Mainland outlines plans to cut smoking, without graphic labels
Authorities, though, are reluctant to invoke a 2005 agreement to use graphic warning labels
Mainland authorities have published a plan to reduce the world's largest population of smokers as part of a 2005 treaty, but without implementing recommendations such as warning labels that include photos of rotten teeth and diseased lungs.
They plan to cut the number of smokers to 25 per cent of the population by 2015 from 28.1 per cent in 2010, according to the plan published by the Ministry of Industry and Information Technology last week, seven years after the country signed the treaty that recommends the graphic warning labels.

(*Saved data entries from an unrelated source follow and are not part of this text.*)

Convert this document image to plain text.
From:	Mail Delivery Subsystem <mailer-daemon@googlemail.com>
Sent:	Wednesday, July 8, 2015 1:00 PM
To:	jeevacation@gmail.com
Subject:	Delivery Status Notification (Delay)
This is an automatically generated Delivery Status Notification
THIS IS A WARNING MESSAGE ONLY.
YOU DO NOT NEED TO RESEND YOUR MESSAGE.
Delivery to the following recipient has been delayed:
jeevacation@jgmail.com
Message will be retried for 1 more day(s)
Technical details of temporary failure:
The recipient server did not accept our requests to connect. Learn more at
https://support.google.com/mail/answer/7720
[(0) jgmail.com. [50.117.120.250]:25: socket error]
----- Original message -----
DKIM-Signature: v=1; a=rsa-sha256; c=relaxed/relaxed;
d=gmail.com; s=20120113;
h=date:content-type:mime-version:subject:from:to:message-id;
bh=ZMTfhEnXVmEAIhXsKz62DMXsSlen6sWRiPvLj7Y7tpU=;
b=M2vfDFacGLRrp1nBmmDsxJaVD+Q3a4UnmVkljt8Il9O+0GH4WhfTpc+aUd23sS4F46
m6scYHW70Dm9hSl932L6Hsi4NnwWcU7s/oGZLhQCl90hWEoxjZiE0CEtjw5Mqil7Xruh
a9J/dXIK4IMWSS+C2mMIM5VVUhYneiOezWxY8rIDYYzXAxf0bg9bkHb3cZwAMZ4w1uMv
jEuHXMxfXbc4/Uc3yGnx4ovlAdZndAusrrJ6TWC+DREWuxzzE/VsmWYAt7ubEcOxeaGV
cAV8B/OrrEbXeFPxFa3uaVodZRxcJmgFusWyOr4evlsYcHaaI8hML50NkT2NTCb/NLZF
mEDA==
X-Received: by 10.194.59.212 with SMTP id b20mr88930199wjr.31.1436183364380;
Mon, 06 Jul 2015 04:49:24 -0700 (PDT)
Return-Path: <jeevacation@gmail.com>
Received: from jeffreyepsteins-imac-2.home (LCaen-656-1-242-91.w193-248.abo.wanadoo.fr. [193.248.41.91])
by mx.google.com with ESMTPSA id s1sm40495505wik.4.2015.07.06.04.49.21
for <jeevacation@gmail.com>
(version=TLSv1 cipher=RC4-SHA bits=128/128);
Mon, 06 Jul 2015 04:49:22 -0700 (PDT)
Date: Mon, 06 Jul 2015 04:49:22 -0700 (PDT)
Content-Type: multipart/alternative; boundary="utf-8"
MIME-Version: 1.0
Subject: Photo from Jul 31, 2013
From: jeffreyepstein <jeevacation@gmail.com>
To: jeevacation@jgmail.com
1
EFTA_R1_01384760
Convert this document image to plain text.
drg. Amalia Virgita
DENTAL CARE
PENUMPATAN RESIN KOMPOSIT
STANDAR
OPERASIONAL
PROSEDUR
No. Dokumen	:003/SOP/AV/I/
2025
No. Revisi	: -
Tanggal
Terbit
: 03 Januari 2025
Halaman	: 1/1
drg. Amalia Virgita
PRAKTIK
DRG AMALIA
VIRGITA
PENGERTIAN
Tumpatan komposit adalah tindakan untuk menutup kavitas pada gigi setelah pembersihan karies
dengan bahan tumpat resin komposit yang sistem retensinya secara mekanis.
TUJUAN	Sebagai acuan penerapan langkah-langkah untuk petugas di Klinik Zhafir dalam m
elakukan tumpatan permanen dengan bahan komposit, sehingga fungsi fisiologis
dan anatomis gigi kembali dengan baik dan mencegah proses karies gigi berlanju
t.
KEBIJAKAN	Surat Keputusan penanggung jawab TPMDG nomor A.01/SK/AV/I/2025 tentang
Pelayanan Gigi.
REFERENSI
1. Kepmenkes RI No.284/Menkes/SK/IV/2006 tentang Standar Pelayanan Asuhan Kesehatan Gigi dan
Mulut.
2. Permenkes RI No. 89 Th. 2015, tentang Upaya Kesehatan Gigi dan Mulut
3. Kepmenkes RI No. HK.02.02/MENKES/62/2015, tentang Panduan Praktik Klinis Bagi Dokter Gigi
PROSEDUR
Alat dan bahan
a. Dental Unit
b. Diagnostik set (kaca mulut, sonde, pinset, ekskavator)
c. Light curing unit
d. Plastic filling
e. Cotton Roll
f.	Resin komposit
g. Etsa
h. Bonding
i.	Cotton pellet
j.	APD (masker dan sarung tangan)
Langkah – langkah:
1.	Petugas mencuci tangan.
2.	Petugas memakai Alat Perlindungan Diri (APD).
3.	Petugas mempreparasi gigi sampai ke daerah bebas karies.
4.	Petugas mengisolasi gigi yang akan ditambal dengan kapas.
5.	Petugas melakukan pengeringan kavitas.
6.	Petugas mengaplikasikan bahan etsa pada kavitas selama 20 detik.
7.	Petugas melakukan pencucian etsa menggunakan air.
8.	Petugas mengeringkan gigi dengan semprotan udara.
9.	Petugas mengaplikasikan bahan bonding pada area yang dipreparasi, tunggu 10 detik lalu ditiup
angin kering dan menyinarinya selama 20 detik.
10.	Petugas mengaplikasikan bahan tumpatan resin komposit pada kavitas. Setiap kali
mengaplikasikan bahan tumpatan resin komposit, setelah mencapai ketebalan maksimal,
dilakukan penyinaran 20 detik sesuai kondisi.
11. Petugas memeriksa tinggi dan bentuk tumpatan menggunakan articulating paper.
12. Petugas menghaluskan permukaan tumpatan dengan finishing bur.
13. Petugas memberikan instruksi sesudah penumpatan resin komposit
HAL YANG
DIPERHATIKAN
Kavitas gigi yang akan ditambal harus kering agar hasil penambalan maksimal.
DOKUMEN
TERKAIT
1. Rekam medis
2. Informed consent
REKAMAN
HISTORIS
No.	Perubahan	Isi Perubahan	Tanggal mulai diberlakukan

The government will "comprehensively" prohibit smoking in public places and ban ads, promotion and sponsorship by tobacco companies, according to the plan. There is no mention of tax rates in the plan.
The mainland has more than 300 million smokers, including half the adult male population, and about 740 million people exposed to second-hand smoke, the ministry said. The tobacco industry accounts for 20 million jobs and contributed 6 per cent of fiscal revenues in 2010, it said.
"The plan carries a heavy smell of cigarettes," Wu Yiqun, a director at the Beijing-based ThinkTank Research Centre for Health Development. "It's a compromise result between the tobacco industry and the Health Ministry, and it seems the tobacco side has the upper hand." The State Tobacco Monopoly Administration was involved in the plan's preparation.
Wu, a former deputy director at the Chinese Centre for Disease Control and Prevention, singled out the lack of graphic photos as a weakness.